Whatever our age, we are continually reminded of the physical limitations or our muscles, whether it’s during exercise or in simple daily activities like climbing stairs or even carrying heavy objects. Science is starting to uncover what is happening at a physiological and cellular level that is driving these limits that we all experience. With this new knowledge, it has become apparent that making efforts early in our lives, such as engaging in regular exercise, we can take control and limit the decline in muscle function as we get older. And importantly, new nutritional approaches are beginning to emerge that provide hope that a combination of lifestyle and nutritional intervention, no matter what your age is, can lead to healthier aging.


1)Moore, A. Z. et al. Difference in muscle quality over the adult life span and biological correlates in the Baltimore Longitudinal Study of Aging. J. Am. Geriatr. Soc.62, 230–236 (2014).

2)Keller, K. et al.,  Strength and muscle mass loss with aging process. Age and strength loss. Muscles Ligaments Tendons J., 3, 346–350 (2013).

3)Goodpaster, B. H. et al. The loss of skeletal muscle strength, mass, and quality in older adults: the health, aging and body composition study. J. Gerontol. A Biol. Sci. Med. Sci., 61, 1059–1064 (2006).
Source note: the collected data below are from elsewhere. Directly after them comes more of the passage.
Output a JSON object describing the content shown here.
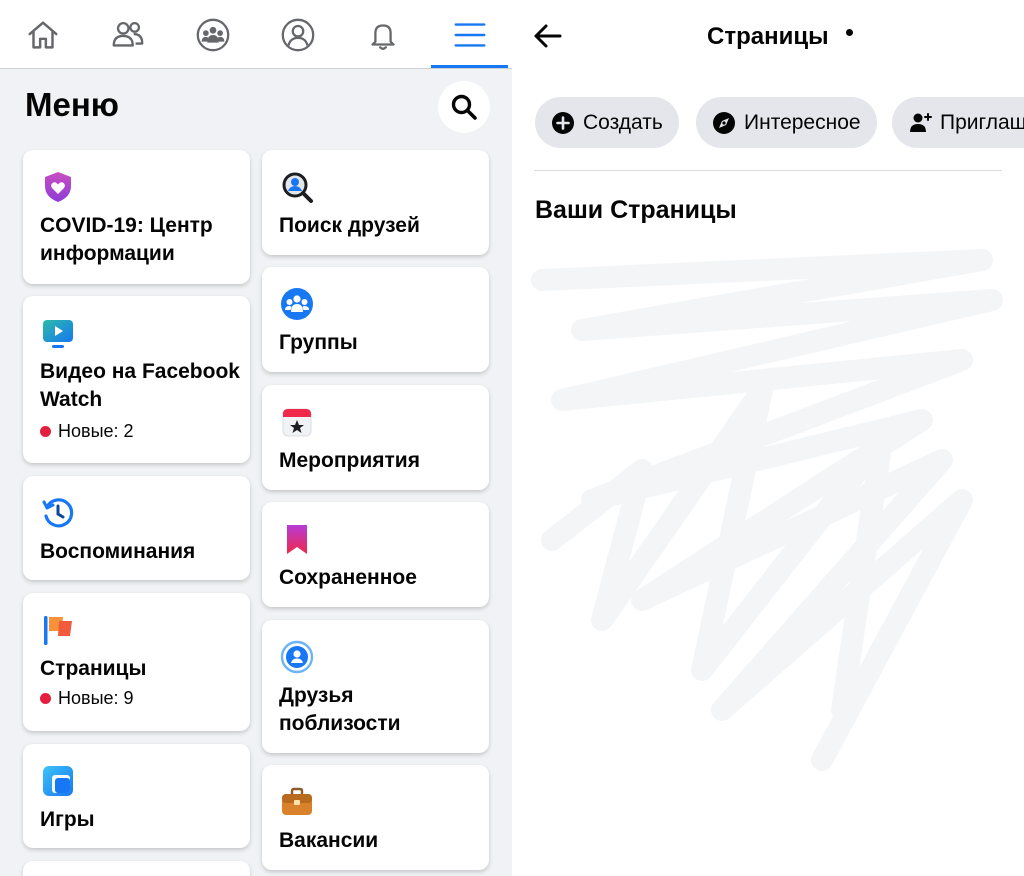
{
  "left": {
    "nav": {
      "items": [
        {
          "name": "home-icon"
        },
        {
          "name": "friends-icon"
        },
        {
          "name": "groups-icon"
        },
        {
          "name": "profile-icon"
        },
        {
          "name": "notifications-bell-icon"
        },
        {
          "name": "menu-hamburger-icon",
          "active": true
        }
      ],
      "accent": "#1877f2"
    },
    "menu_title": "Меню",
    "cards_left": [
      {
        "label": "COVID-19: Центр информации",
        "icon": "covid-heart-shield-icon"
      },
      {
        "label": "Видео на Facebook Watch",
        "icon": "watch-video-icon",
        "badge": "Новые: 2"
      },
      {
        "label": "Воспоминания",
        "icon": "memories-clock-icon"
      },
      {
        "label": "Страницы",
        "icon": "pages-flag-icon",
        "badge": "Новые: 9"
      },
      {
        "label": "Игры",
        "icon": "gaming-icon"
      }
    ],
    "cards_right": [
      {
        "label": "Поиск друзей",
        "icon": "find-friends-icon"
      },
      {
        "label": "Группы",
        "icon": "groups-icon"
      },
      {
        "label": "Мероприятия",
        "icon": "events-calendar-icon"
      },
      {
        "label": "Сохраненное",
        "icon": "saved-bookmark-icon"
      },
      {
        "label": "Друзья поблизости",
        "icon": "nearby-friends-icon"
      },
      {
        "label": "Вакансии",
        "icon": "jobs-briefcase-icon"
      }
    ],
    "badge_color": "#e41e3f"
  },
  "right": {
    "title": "Страницы",
    "chips": [
      {
        "label": "Создать",
        "icon": "plus-circle-icon"
      },
      {
        "label": "Интересное",
        "icon": "compass-icon"
      },
      {
        "label": "Приглаш",
        "icon": "invite-person-icon"
      }
    ],
    "section_title": "Ваши Страницы"
  }
}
4)Coen, P. M. et al., Skeletal muscle mitochondrial energetics are associated with maximal aerobic capacity and walking speed in older adults. J. Gerontol. A Biol. Sci. Med. Sci., 68, 447-55 (2013)

5)Sun, N., et al. The Mitochondrial Basis of Aging. Mol. Cell., 61, 654–666 (2016).

6)Gonzalez-Freire, M. et al. Searching for a mitochondrial root to the decline in muscle function with ageing. J. Cachexia Sarcopenia Muscle, 9, 435–440 (2018).
7)Ryu, D. et al. Urolithin A induces mitophagy and prolongs lifespan in C. elegans and increases muscle function in rodents. Nat. Med., 22, 879–888 (2016).